I Give It to
You (August 4, 2020)
By Valerie
Martin
Penguin Random
House, 304 pages.
★★★
Valerie Martin is among
my favorite novelists, but I must give a mixed review to her upcoming I
Give It to You. There is much to like about any novel set partly in Tuscany,
and Martin has a gift for storytelling, though this time plot lines and plot
holes too often overlap. Martin also leaves herself open to charges of class
insensitivity.
The novel opens in
1983, when Jan Vidor, an English professor at a Pennsylvania college, books a
vacation stay on the grounds of a Tuscan country house. Her plan is to work on
a new novel, but that scheme veers in different directions when she arrives at
Villa Chiara (“bright villa”). The grounds bespeak wealth, but of a faded variety
that starkly contrast with Jan’s light and airy quarters in a converted out-building.

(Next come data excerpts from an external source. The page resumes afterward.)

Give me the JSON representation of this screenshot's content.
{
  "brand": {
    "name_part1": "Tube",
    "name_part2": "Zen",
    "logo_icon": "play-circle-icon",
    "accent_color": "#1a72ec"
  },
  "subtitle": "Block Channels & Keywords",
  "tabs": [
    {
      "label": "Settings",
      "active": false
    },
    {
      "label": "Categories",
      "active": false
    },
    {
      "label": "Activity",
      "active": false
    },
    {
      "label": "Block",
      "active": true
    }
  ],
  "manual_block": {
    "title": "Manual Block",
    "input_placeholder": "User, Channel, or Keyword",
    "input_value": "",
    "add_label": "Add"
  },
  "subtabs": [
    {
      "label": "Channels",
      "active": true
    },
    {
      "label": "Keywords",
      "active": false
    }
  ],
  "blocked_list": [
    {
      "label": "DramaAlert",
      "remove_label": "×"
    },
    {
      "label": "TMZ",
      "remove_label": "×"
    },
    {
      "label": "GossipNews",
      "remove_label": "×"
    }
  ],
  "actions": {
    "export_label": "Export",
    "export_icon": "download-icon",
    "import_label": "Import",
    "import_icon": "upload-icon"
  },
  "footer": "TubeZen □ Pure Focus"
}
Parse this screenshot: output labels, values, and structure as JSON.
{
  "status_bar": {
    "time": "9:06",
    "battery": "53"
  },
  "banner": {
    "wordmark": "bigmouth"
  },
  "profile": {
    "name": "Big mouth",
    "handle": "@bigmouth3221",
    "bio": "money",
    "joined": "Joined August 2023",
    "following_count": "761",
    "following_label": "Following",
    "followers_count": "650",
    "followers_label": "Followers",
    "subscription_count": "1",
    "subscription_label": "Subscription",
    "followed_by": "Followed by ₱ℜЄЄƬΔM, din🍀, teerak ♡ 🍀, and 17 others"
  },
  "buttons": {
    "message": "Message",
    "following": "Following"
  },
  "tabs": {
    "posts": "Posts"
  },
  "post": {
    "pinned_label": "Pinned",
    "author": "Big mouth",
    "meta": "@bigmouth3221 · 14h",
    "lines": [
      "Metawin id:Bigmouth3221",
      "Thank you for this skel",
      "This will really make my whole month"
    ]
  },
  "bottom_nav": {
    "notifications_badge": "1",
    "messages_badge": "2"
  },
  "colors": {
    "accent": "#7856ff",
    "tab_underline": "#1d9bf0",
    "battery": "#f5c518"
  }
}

Days pass before she meets her hostess, Beatrice Bartolo Doyle, whose family
owns the villa. Beatrice (Bee-ah-traay-chee) is an Italian professor at
a small college and lives part of the year in New York State, which she
dislikes. (She doesn’t seem to like teaching much either.) Jan’s fascination
for Tuscany dovetails with Beatrice’s devotion to her native soil and forms the
basis for a long friendship.
I Give It to You is a multi-generational chronicle of the
slow decline of the aristocratic Salviati/Bartolo family. Jan infers that the
Mussolini years (1922-45) somehow diminished family fortunes, but surviving family
members are silent or vague about what happened, which side they were on, and
why Beatrice’s gentle uncle Sandro was killed during the waning days of World
War II. This is odd, as Beatrice shares intimate details of being a graduate
student in Boston and of her brief marriage to an Irish American man whose surname
she and her son bear. Emily Dickinson famously wrote, “Tell the truth but tell
it slant.” Tell it slant around a writer and she will try to straighten it,
even if it takes years. Martin asks us to consider a writer’s craft. Should
stories and biographies–told and untold–be used as raw material for one’s own
yarn?
Jan is the book’s
narrator, though mostly a passive and non-judgmental one. It is unclear whether
she is also an unreliable one. That’s fine, as a major strength of I Give It
to You is the ambiguous questions it poses. When someone answers a
novelist’s query with a family story and says, “I give it to you,” does she
merely mean she is recounting a tale, or is she giving permission for the
novelist to do with it as she wishes? Does the dialogue we read–the chapters
skip between real time and the past–represent Beatrice’s actual words and
stories, or are they sections of the book Jan ultimately writes?
In my estimation
Martin misses the boat by making Jan an underdeveloped character. We know little
of who she is other than a curious observer. How can she not be appalled by the
aristocratic haughtiness of Beatrice and her cousin Luca? This is especially
evident in their expectations that those living on the estate should be forever
deferential, and their expressed outrage when commoners show distressing signs
of raising their own status. Along similar lines, how can Jan not make
more of the fact that David, Beatrice’s adult son, is a pompous ass who has
inherited his mother’s sense of privilege? Readers are free to choose whether Jan
is clueless, starstruck by nobility, living vicariously through Beatrice, or as
heartless as her erstwhile friend.
Novelists, like
poets, are often introverts but they tend to reflect upon the human condition.
If Martin would have us see Jan as both inquisitive and a relentless
researcher, how can she be so obtuse? There is a logical disconnect in the
small questions Jan asks in the name of uncovering the past, whilst ignoring
big (and obvious) ones about the present. How can social class never come up in
discussion? How is it that Jan never considers whether her friendship with
Beatrice is deeper than the bottom of a wine glass? She doesn’t, thus the novel’s
final lines ring hollow and false.
I Give It to You has been billed as a novel about “writing,
friendship, family and betrayal.” Be forewarned that “writing” is the only
uncloaked part of this equation, and even it raises more questions than it
answers. One senses that Martin has too many devices in the fire, not the least
of which is that Americans in Tuscany have gotten generous workouts in
literature. Martin herself has previously trod upon Tuscan turf in Italian
Fever (1999). Despite being a different kind of book, the latter also involves
a villa with secrets, the intoxicating effects of Italy, and a buttoned-down
American writer. There is also the matter of a trans-Atlantic novel–parts take
place in Boston, Cape Cod, New York State, and Pennsylvania–that strain for
vitality outside of Italy. Likewise, the relationship between Beatrice and Jan
seems only to bloom under a Tuscan sun.
I Give It to You has fascinating
diversions, especially for those lucky enough to have visited Tuscany. These
are, however, exactly that: diversions. It’s not a bad novel–Martin is too
talented to write rubbish–and it bears saying that it holds one’s attention.
Nonetheless, I Give It to You is a case in
which the whole is less than the sum of its parts.